Kanseri bile nazikçe karşıladı

Kitapta, ünlülerin Filiz Akın’la ilgili niyetlerine de yer verildi.

ZÜLFÜ LİVANELİ: Sinema yıldızı olmak farklı bir tecrübe. Kim bilir kaç insanın hayalini süslüyorsun, kim bilir kaç bin duvarda fotoğrafın asılı, kim bilir kaç genç kız sana benzemeye çalışıyor. İşte bütün bunlara karşın “sahici, yalın, dost bir insan” kalabilmek için Filiz Akın olmak gerekiyor.

TÜRKAN ŞORAY: İsmini duyar duymaz içimin titrediği Filiz; narin, duygusal, şık kişiliğinin yanı sıra her olayı metanetle karşılayan epey kuvvetli bir yanı da olan arkadaşım. En umutsuz anda bile, bir umut ışığı yakalar.

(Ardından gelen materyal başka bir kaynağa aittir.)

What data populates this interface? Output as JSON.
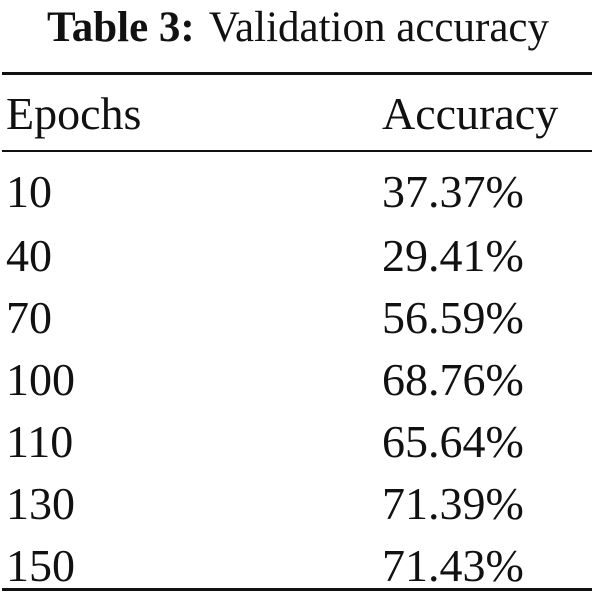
{
  "caption": {
    "label": "Table 3:",
    "text": "Validation accuracy"
  },
  "table": {
    "headers": [
      "Epochs",
      "Accuracy"
    ],
    "rows": [
      [
        "10",
        "37.37%"
      ],
      [
        "40",
        "29.41%"
      ],
      [
        "70",
        "56.59%"
      ],
      [
        "100",
        "68.76%"
      ],
      [
        "110",
        "65.64%"
      ],
      [
        "130",
        "71.39%"
      ],
      [
        "150",
        "71.43%"
      ]
    ]
  }
}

OYA BAŞAR: Çocukken açık hava sinemasına masraf, o sihirli dünyayı seyrederdik. Sarı uzun saçları, zarafeti ve şıklığı bana daima epeyce farklı gelmişti. yıllar daha sonra kendisini tanıdığımda ruhunun da ne kadar hoş ve gerçek olduğunu gördüm. Benim hem ablam, hem arkadaşım, hem sırdaşım oldu.

İLKER İNANOĞLU: Bana hayat veren insan. Zevkli, kaliteli, kibarlık örneği. Kanseri bile nazikçe karşılayan hayat öğretmenim. Beni daima şaşırtmayı başaran benim en uygun arkadaşım, annem.